S’il est élu président, le candidat d’En marche ! précise que, sur le dossier syrien, il aurait « constamment la même politique ». « Notre ennemi, c’est Daech, a-t-il ajouté, et l’ensemble des groupes djihadistes qui fomentent des attentats et nous menacent. L’ennemi du peuple syrien, c’est Bachar Al-Assad », a conclu M. Macron.

  • Jean-Luc Mélenchon : « Qui que ce soit qui ait commis le crime, il doit être châtié »
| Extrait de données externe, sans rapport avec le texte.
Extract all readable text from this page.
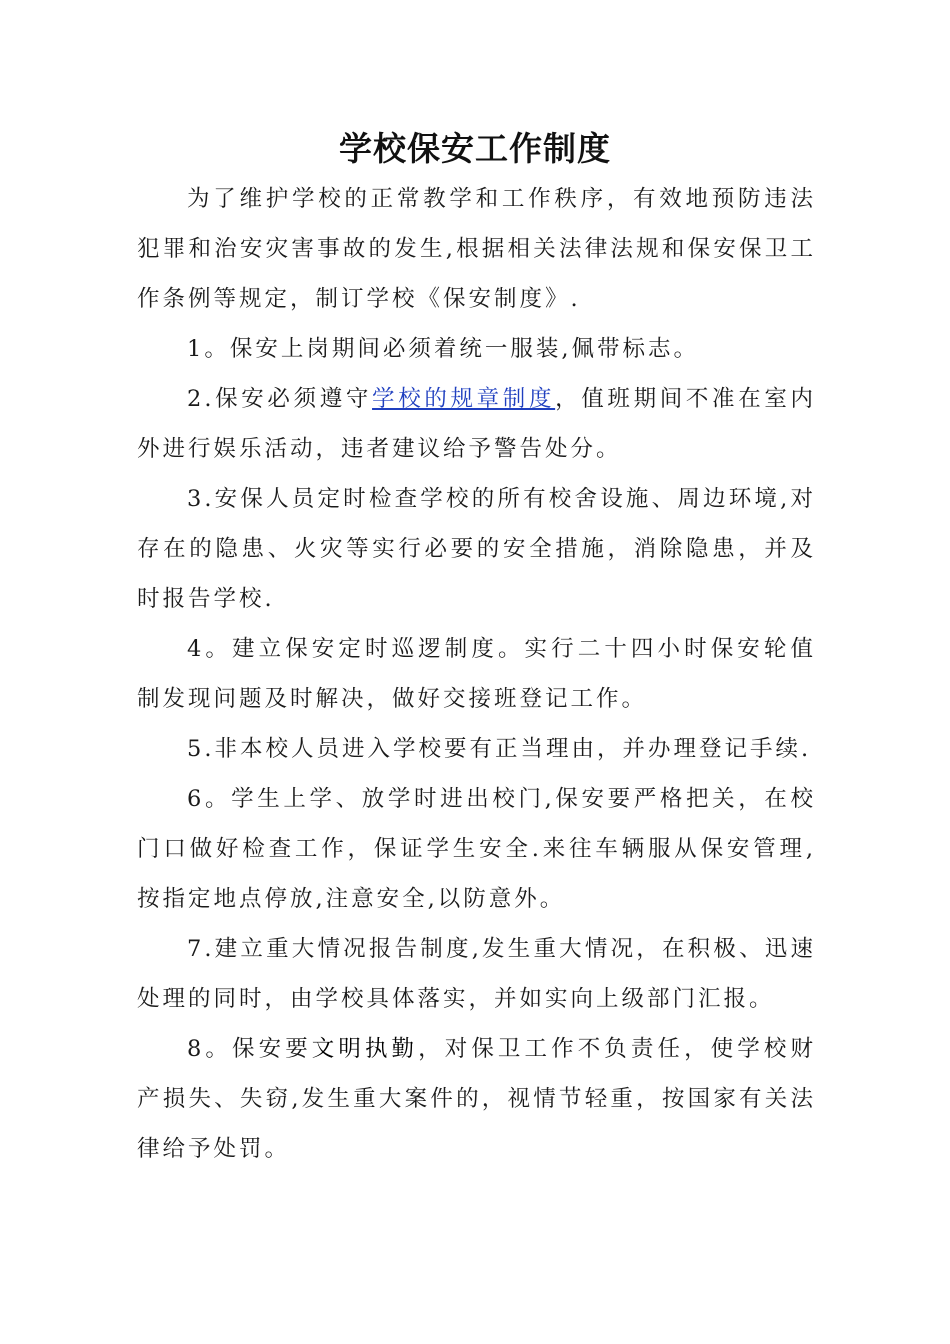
学校保安工作制度

为了维护学校的正常教学和工作秩序，有效地预防违法犯罪和治安灾害事故的发生,根据相关法律法规和保安保卫工作条例等规定，制订学校《保安制度》.

1。保安上岗期间必须着统一服装,佩带标志。

2.保安必须遵守学校的规章制度，值班期间不准在室内外进行娱乐活动，违者建议给予警告处分。

3.安保人员定时检查学校的所有校舍设施、周边环境,对存在的隐患、火灾等实行必要的安全措施，消除隐患，并及时报告学校.

4。建立保安定时巡逻制度。实行二十四小时保安轮值制发现问题及时解决，做好交接班登记工作。

5.非本校人员进入学校要有正当理由，并办理登记手续.

6。学生上学、放学时进出校门,保安要严格把关，在校门口做好检查工作，保证学生安全.来往车辆服从保安管理,按指定地点停放,注意安全,以防意外。

7.建立重大情况报告制度,发生重大情况，在积极、迅速处理的同时，由学校具体落实，并如实向上级部门汇报。

8。保安要文明执勤，对保卫工作不负责任，使学校财产损失、失窃,发生重大案件的，视情节轻重，按国家有关法律给予处罚。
Jean-Luc Mélenchon a réagi sur Twitter : « Qui que ce soit qui ait commis le crime, il doit être châtié. L’accord mondial de 93 sur les armes chimiques doit s’appliquer partout, par tous. »

Dans son programme présidentiel, le candidat de La France insoumise précise vouloir « mettre en place une coalition universelle sous mandat de l’ONU pour éradiquer Daech, rétablir la paix et la stabilité en Syrie et en Irak, associant les combattants kurdes ». Le candidat, qui a toujours défendu l’idée d’une coopération avec la Russie en matière de politique étrangère – « les intérêts de la France, c’est de s’entendre avec la Russie » –, appelle en outre à un règlement « politique » de la situation en Syrie, insistant sur le fait que « c’est au peuple syrien de décider de son destin ».

  • Les autres candidats

Parmi les autres candidats, Nathalie Arthaud, la candidate de Lutte ouvrière, a dénoncé, jeudi 6 avril sur LCP, « l’horreur et la dictature de Bachar Al-Assad sur son propre peuple » mais également « la politique [étrangère] française, américaine et russe ».

Jacques Cheminade a déclaré ce jeudi, sur France 2 : « On parle avec tout le monde, même Bachar Al-Assad, en se “bouchant le nez” », ajoutant : « C’est une intervention de tous qu’il faut en Syrie, pas seulement de Donald Trump. »

Jean Lassalle, Philippe Poutou et François Asselineau n’ont pas fait de déclarations après l’attaque.